Alex Guérin/Collaboration spéciale STGM Architectes a remporté un Grand Prix du design dans la catégorie Développement durable pour son bureau, le seul bâtiment privé à avoir la certification LEED Platine dans la province.

Constructions écoénergétiques, certification LEED, système de récupération de l’eau de pluie, utilisation de la lumière naturelle au maximum: l’écodesign est de plus en plus à la mode au Québec et sera la norme dans quelques années.

«Il y en a encore quelques-uns qui enlignent de la tôle sur le bord des autoroutes, mais j’en rencontre de moins en moins», se réjouit Stéphan Langevin, concepteur principal et directeur de création chez STGM Architectes, une firme qui se démarque par la place qu’elle accorde au développement durable dans ses projets. Selon lui, ce qui se fait du côté de la construction durable chez nous n’a rien à envier à ce qui se fait ailleurs. L’argent manque parfois pour aller aussi loin qu’on le voudrait, dit-il, mais les belles initiatives, la réflexion et les grandes ambitions sont au rendez-vous.

Chez STGM Architectes, la notion de développement durable est incontournable.

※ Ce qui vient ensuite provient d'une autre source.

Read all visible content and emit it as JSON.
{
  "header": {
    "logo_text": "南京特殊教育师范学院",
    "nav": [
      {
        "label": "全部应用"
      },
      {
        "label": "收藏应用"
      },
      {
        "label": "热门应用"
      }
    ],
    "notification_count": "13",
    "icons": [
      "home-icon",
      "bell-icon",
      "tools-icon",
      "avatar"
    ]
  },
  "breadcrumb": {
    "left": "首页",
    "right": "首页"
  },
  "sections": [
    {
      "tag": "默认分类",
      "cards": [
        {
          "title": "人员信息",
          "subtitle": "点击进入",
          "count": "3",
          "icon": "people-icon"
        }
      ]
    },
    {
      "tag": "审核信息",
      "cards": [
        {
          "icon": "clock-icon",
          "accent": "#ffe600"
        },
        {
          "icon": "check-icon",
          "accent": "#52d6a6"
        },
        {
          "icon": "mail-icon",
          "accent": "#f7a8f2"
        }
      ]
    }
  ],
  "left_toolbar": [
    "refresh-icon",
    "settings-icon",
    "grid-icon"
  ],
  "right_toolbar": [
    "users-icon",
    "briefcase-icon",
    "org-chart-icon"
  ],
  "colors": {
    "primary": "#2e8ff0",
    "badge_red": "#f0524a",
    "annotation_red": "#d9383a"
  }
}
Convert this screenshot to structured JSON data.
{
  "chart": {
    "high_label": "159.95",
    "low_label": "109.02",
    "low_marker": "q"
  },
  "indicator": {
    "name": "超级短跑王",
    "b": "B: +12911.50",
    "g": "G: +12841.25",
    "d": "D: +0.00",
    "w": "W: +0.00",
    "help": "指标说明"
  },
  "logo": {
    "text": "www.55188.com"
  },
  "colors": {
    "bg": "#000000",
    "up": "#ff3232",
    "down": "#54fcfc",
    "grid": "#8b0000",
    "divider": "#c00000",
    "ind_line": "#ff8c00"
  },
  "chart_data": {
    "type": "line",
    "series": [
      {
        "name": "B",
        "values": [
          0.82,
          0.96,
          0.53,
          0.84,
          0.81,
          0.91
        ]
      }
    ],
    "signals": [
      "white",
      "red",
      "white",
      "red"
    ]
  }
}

La firme a poussé le concept au maximum avec son propre bureau, qui a d’ailleurs reçu, en 2016, le Grand Prix du design dans la catégorie du Développement durable. Le siège social de la firme, situé à Québec, est le seul bâtiment privé à avoir la certification LEED Platine dans la province.

Du choix des matériaux à l’organisation de l’espace, la conception du projet et son design sont grandement influencés par la notion de développement durable. «On a choisi des matériaux à faibles émissions de COV, souvent faits au Québec ou recyclés, comme des planches de bois d’une maison de la Beauce de 1850 et du verre de vitrine muséale utilisé pour notre fenestration intérieure, raconte l’architecte.  Mais la différence se fait surtout sentir du côté du confort, de la lumière naturelle très présente et de la qualité de l’air.»

Aller encore plus loin
Selon Christophe Abrassart, professeur adjoint à la Faculté de l’aménagement de l’Université de Montréal et chercheur, notamment, en design durable, il faut aller encore plus loin. «L’écoconception, les normes LEED, c’est bien, mais ça ne suffira pas», dit-il, rappelant qu’on devrait réduire l’empreinte écologique de chaque Québécois d’environ cinq fois pour ralentir l’effet des changements climatiques.

Selon lui, il faudra revoir complètement nos habitudes en matière d’habitation. «Le défi est énorme; il va falloir réussir à penser différemment, à déclencher un délire d’innovations pour trouver comment vivre autrement, habiter autrement.»

Des étudiants du nouveau DESS en écodesign stratégique mis conjointement sur pied l’an dernier par l’UdeM et la Polytechnique ont d’ailleurs bûché sur certains scénarios. Pour mieux contrôler l’étalement urbain et conserver une qualité de vie en termes de voisinage, ne faudrait-il pas penser à des modèles d’habitation où les espaces de vie privés seraient beaucoup plus petits et ceux de vie commune beaucoup plus grands, en installant, par exemple, des cuisines communes dans les ruelles?

Et selon M. Abrassart, les designers ont un très grand rôle à jouer dans la transition vers une société plus durable. «La réponse ne peut pas être que technologique, dit-il. Il faut réussir à créer des [espaces et des produits] désirables, accessibles et qui ont peu d’impact sur l’environnement.»